Steve Driscoll (1980) is a Canadian landscape painter based in Toronto, ON, Canada. Steve’s large and bold paintings of the Canadian wilderness is an embodiment of the notion that our ocular vision – and the corresponding memory of things seen – is particularly well represented in art by images of open, natural space. Steve is interested in conjuring and manifesting a vision of nature, undulating with atmosphere and heightened colour effects, but watched over by the architectural proofs of human presence, with rural buildings that seem somehow to be guardians; they are strangely animated centers of our connection to the vast wilderness that surrounds us.
How long have you been here?
Two years. But I l was literally on the other side of that wall for 3 more years. And then I was down the hall for another five years. So, it’s been ten years in this building. Before that I was in an old factory that got converted into condos and before that I was in a friend’s garage for ten years which was great. It did get stinky after a while though!
My paintings started to get larger and the doorways started to feel smaller. I cut out a few doors and walls to get paintings out of my old unit. I remember having a commission for a big commercial tower which was 96 inches tall and my door was 80 inches tall so I cut a hole next to the door. While the shippers on route to install the piece, I was plastering the wall back up. It was then that I thought, I probably need larger space. This one came up and it was three separate units that we demolished and turned into this space. I think of the studio as a tool. Whatever type of work I want to create I build the studio to sort of fit these needs. So every time I find a new need in my practice I change studios.
What made you decide to take this studio?
I really like the landlord, which is a rare scenario. I have been in 3 different spaces in the same building . One of the big plusses was the storage space and the sliding walls where I can put my paintings. They take so long to dry that I need a space big enough to have a sliding wall to hang them up to dry. The last space I had 8 foot by 8 foot sliding wall and here they are 10.5 by 12.5 foot. Size does matter!
What is it about the space that you like?
Like I said, it is more of a tool. One of the thing I have set up here is the painting room. Its size is 14 feet by 14 feet, which is quite small. The reason I do that is because the volume of the room is exhausted quicker. The paint I use is toxic so I want that exhaust to work really quickly. I set up the ventilation system so it could be diverted from one room to another. This makes it possible to paint in the bigger room for oversizes pieces. I’ve done up to 40 foot painting in this room. It gets all plasticked off and floors get put down so I can level the paintings. It is a very intuitive process, it has to start and finish in the same setting.
What is your favourite item in this studio?
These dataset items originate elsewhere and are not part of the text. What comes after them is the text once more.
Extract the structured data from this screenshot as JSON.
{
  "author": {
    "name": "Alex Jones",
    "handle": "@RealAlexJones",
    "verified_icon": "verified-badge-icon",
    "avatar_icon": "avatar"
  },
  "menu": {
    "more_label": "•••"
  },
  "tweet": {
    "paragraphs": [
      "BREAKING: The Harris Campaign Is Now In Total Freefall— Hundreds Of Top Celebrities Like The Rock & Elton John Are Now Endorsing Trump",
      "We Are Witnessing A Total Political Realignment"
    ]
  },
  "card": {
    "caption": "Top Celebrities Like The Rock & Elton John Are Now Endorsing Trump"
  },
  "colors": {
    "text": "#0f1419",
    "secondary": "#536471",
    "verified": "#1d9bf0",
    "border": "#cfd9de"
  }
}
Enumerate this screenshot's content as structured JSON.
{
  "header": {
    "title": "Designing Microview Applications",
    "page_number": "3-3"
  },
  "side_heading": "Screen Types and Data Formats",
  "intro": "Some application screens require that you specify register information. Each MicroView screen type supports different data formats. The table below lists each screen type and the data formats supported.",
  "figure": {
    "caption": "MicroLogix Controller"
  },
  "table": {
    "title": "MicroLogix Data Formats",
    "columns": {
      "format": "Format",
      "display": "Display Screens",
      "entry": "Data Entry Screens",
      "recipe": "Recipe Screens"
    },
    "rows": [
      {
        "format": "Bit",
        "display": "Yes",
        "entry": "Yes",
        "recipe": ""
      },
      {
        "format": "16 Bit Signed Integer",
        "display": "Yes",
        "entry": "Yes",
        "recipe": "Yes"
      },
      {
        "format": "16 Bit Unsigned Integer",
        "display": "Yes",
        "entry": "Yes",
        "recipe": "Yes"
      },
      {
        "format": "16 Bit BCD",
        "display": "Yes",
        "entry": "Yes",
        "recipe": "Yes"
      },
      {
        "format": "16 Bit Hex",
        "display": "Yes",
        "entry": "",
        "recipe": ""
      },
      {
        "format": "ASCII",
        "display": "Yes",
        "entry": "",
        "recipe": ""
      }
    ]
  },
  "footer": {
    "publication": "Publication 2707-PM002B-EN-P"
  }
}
My stereo system is great. The stereo goes in all the different rooms and the equalizer is amazing.
How much time do you spend here?
Probably around 60 hours a week. A lot.
What is your favourite memory of the studio so far?
The studio was flooded, on purpose, at one point and there was a boardwalk running through it. There was a 40 foot painting wrapped on the wall. I would crack open a beer and sit on the dock in my studio and turn all the lights off except for one. The light when it hit the water it would reflect of the surface and cast beautiful shadows on the walls. Imagine being in an aquarium at night. It’s a good memory.
If you could change anything, what would you change?
I would probably get a larger painting room. Which may happen in a year or so. I literally change studios whenever the practice changes. I’ll invest in changing the exhaust system as it affects everything I do drastically. More and more often I find myself doing 20 foot paintings. The last painting I did was 15 foot, a single panel. I had to cut the doors to get it out. Length is not an issue, it is the height that can be the problem.
If you could add anything, what would you add?
I would add more space! I can always do with more space, regardless. I think artists are like goldfish, our art is as big as our studio is. You are always caught in how big your wall is. You can’t exceed that without issues. And when a door gets too small, you just cut it!